The other day I came across a cyclist who was having a sit down at a the highest point of the route and I said hello to him when I was almost on top of him, he nearly jumped out of his skin and said oh fuck! On today’s walk I came up behind some people on the soft moss at almost the same spot and they didn’t hear me so I said good morning so as not to frighten them when I was about 10m away, however it didn’t really work. The man said keep safe, happy Easter, take care, good girl to me! And then repeated it all! I think these are people who are unused to being out in the wilds.

Tuesday 14th April

I’ve been feeling very grumpy. Can’t quite pin it down, guess a mix of bereavement and lockdown. I’m fed up with saying hello to every single person on my daily walk, fed up with some of those people (2 yesterday) not having any comprehension of what 2m is (it’s just under 6′ 7″ so a lot more than people think). Fed up with being cheerful, fed up with it doing summer one day and back to winter the next. This time last year I was still lying down with broken leg, still hobbling on the crutches and counting every single day of my isolation. However, people did come and visit and take me to pub lunches and even stay with me and take me out. I’ve had a year to get used to living alone and find I don’t really mind it. So shut up about it because it will at some point change. Fed up that Carol and Chris didn’t give me any Easter eggs.

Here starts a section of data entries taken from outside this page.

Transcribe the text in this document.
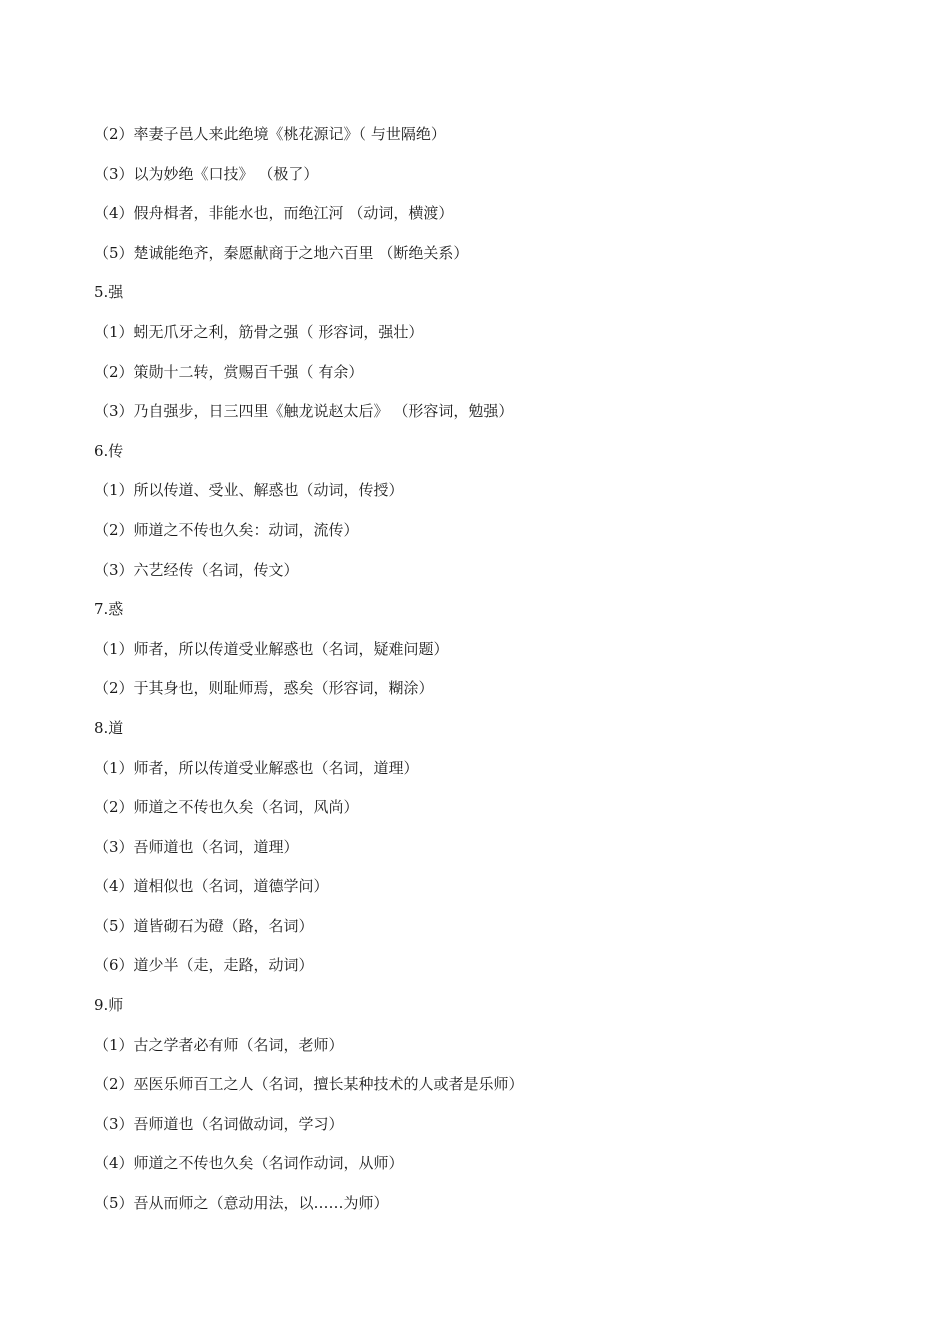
（2）率妻子邑人来此绝境《桃花源记》（ 与世隔绝）
（3）以为妙绝《口技》 （极了）
（4）假舟楫者，非能水也，而绝江河 （动词，横渡）
（5）楚诚能绝齐，秦愿献商于之地六百里 （断绝关系）
5.强
（1）蚓无爪牙之利，筋骨之强（ 形容词，强壮）
（2）策勋十二转，赏赐百千强（ 有余）
（3）乃自强步，日三四里《触龙说赵太后》 （形容词，勉强）
6.传
（1）所以传道、受业、解惑也（动词，传授）
（2）师道之不传也久矣：动词，流传）
（3）六艺经传（名词，传文）
7.惑
（1）师者，所以传道受业解惑也（名词，疑难问题）
（2）于其身也，则耻师焉，惑矣（形容词，糊涂）
8.道
（1）师者，所以传道受业解惑也（名词，道理）
（2）师道之不传也久矣（名词，风尚）
（3）吾师道也（名词，道理）
（4）道相似也（名词，道德学问）
（5）道皆砌石为磴（路，名词）
（6）道少半（走，走路，动词）
9.师
（1）古之学者必有师（名词，老师）
（2）巫医乐师百工之人（名词，擅长某种技术的人或者是乐师）
（3）吾师道也（名词做动词，学习）
（4）师道之不传也久矣（名词作动词，从师）
（5）吾从而师之（意动用法，以……为师）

Been thinking about Carol’s family, Allen and Muriel her mum and dad. Carol, Paul and the other brother were all adopted. Allen died in 2004 when it was very cold before we moved into our own house. Muriel died some time after we’d moved in. In that period in between we used to go over to Timperley and take Muriel out to pub lunches. We always spent Christmas with the Bibbys. In the whole time Carol and I were together, I only met the other brother 3 times, once at Christmas and at the parents’ funerals. He and Paul still see each other occasionally but he never even acknowledged to Paul that Carol had died. Carol really hated him and I don’t know why but it must have been something unforgivable. My guess is that he bullied her but I don’t know that for sure.

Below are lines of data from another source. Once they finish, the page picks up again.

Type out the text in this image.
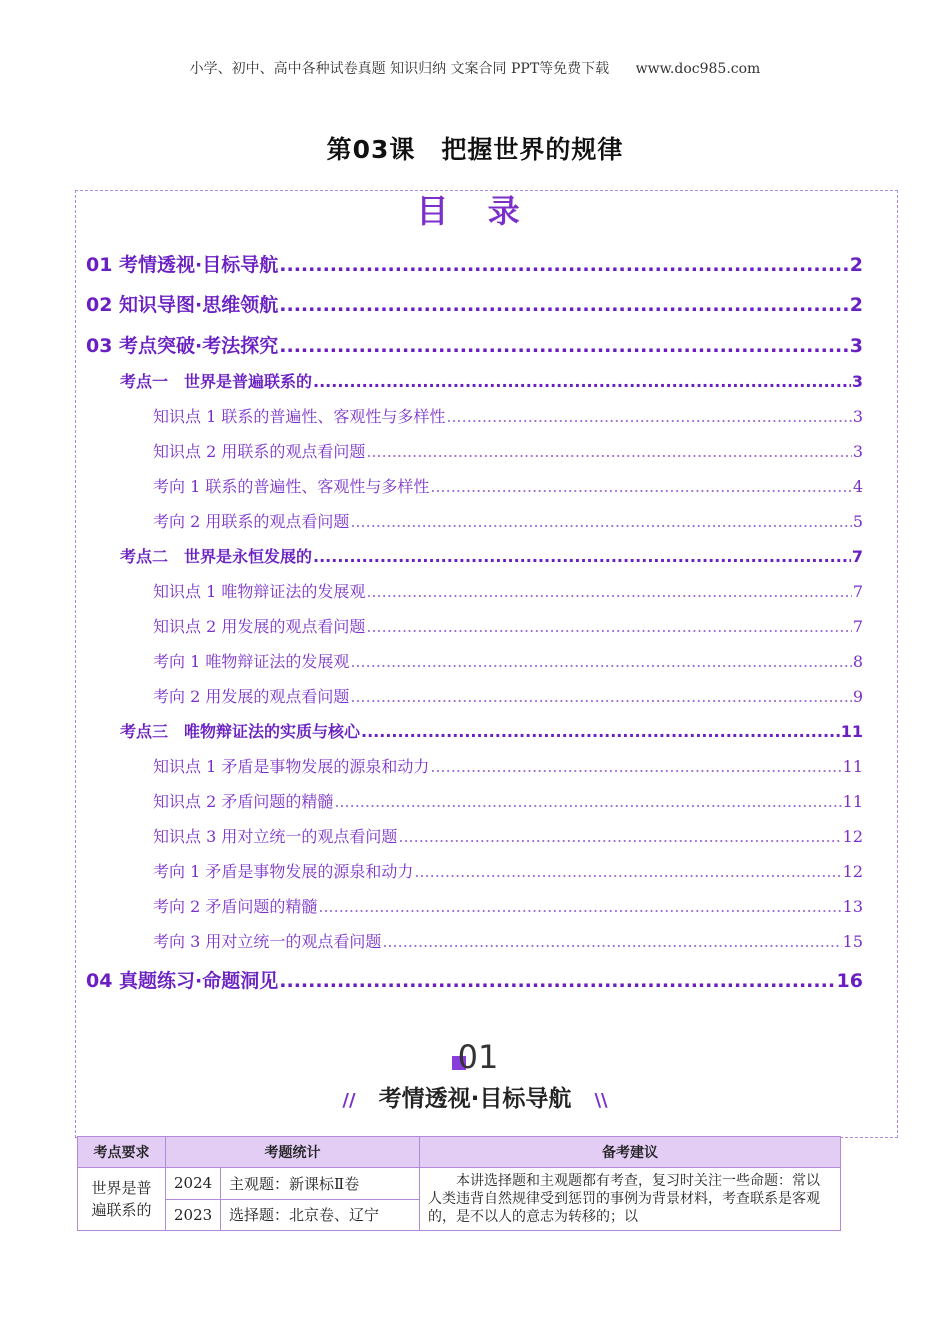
小学、初中、高中各种试卷真题 知识归纳 文案合同 PPT等免费下载 www.doc985.com
第03课 把握世界的规律
目 录
01 考情透视·目标导航 .....	2
02 知识导图·思维领航 .....	2
03 考点突破·考法探究 .....	3
考点一　世界是普遍联系的 .....	3
知识点 1 联系的普遍性、客观性与多样性 .....	3
知识点 2 用联系的观点看问题 .....	3
考向 1 联系的普遍性、客观性与多样性 .....	4
考向 2 用联系的观点看问题 .....	5
考点二　世界是永恒发展的 .....	7
知识点 1 唯物辩证法的发展观 .....	7
知识点 2 用发展的观点看问题 .....	7
考向 1 唯物辩证法的发展观 .....	8
考向 2 用发展的观点看问题 .....	9
考点三　唯物辩证法的实质与核心 .....	11
知识点 1 矛盾是事物发展的源泉和动力 .....	11
知识点 2 矛盾问题的精髓 .....	11
知识点 3 用对立统一的观点看问题 .....	12
考向 1 矛盾是事物发展的源泉和动力 .....	12
考向 2 矛盾问题的精髓 .....	13
考向 3 用对立统一的观点看问题 .....	15
04 真题练习·命题洞见 .....	16
01
// 考情透视·目标导航 \\
考点要求	考题统计		备考建议
世界是普遍联系的	2024	主观题：新课标Ⅱ卷	本讲选择题和主观题都有考查，复习时关注一些命题：常以人类违背自然规律受到惩罚的事例为背景材料，考查联系是客观的，是不以人的意志为转移的；以
	2023	选择题：北京卷、辽宁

Carol’s best mate was Dave and Dave’s mother Joyce spoke at our wedding, she said she had her daughter Liz, another daughter in Carol and yet another with me. Joyce and I clicked immediately when we met. Joyce had another son, Peter who had died at an early age. Her Liz died at a young age too, a year and a bit after our wedding. Joyce lived into her 90s and was hale and hearty all her life until the last few months. Carol and I used to go over to Altrincham to see her, sometimes take her out for pub lunches. We’d go over for our birthdays and hers and Easter and Christmas.

Joyce died in June 2016

Chris died in October 2016

Mandy died in Octboer 2017

Carol died in January 2019

Swamped by death, today the coronavirus death toll (the official one that doesn’t count all the people dying at home or in care homes) has reached 12,000. From 1 to 12,000 between 5th March and 14th April.

I’m reading the book that Carol was reading when she died – The Gate of Angels by Penelope Fitzgerald. I had given it to her at Christmas so she hadn’t got very far with it, she only had it for a few days. I know where she had got to because she had marked her page with a photo I’d taken when we were on holiday on the Applecross peninsula, it’s looking across to Dun Can on the Isle of Raasay which is a perfect volcano from that angle. I’m glad she was reading that particular book because it fictionalises M. R. James who was one of her favourite writers and it’s set in Cambridge where Carol studied as well. I think she would have felt at home with it. Carol had read quite a few of Penelope Fitzgerald’s novels and I’m pleased to find a new writer to read. It was a happy holiday we had in October 2011, we both loved it there so much that we returned to that area. I loved the skies.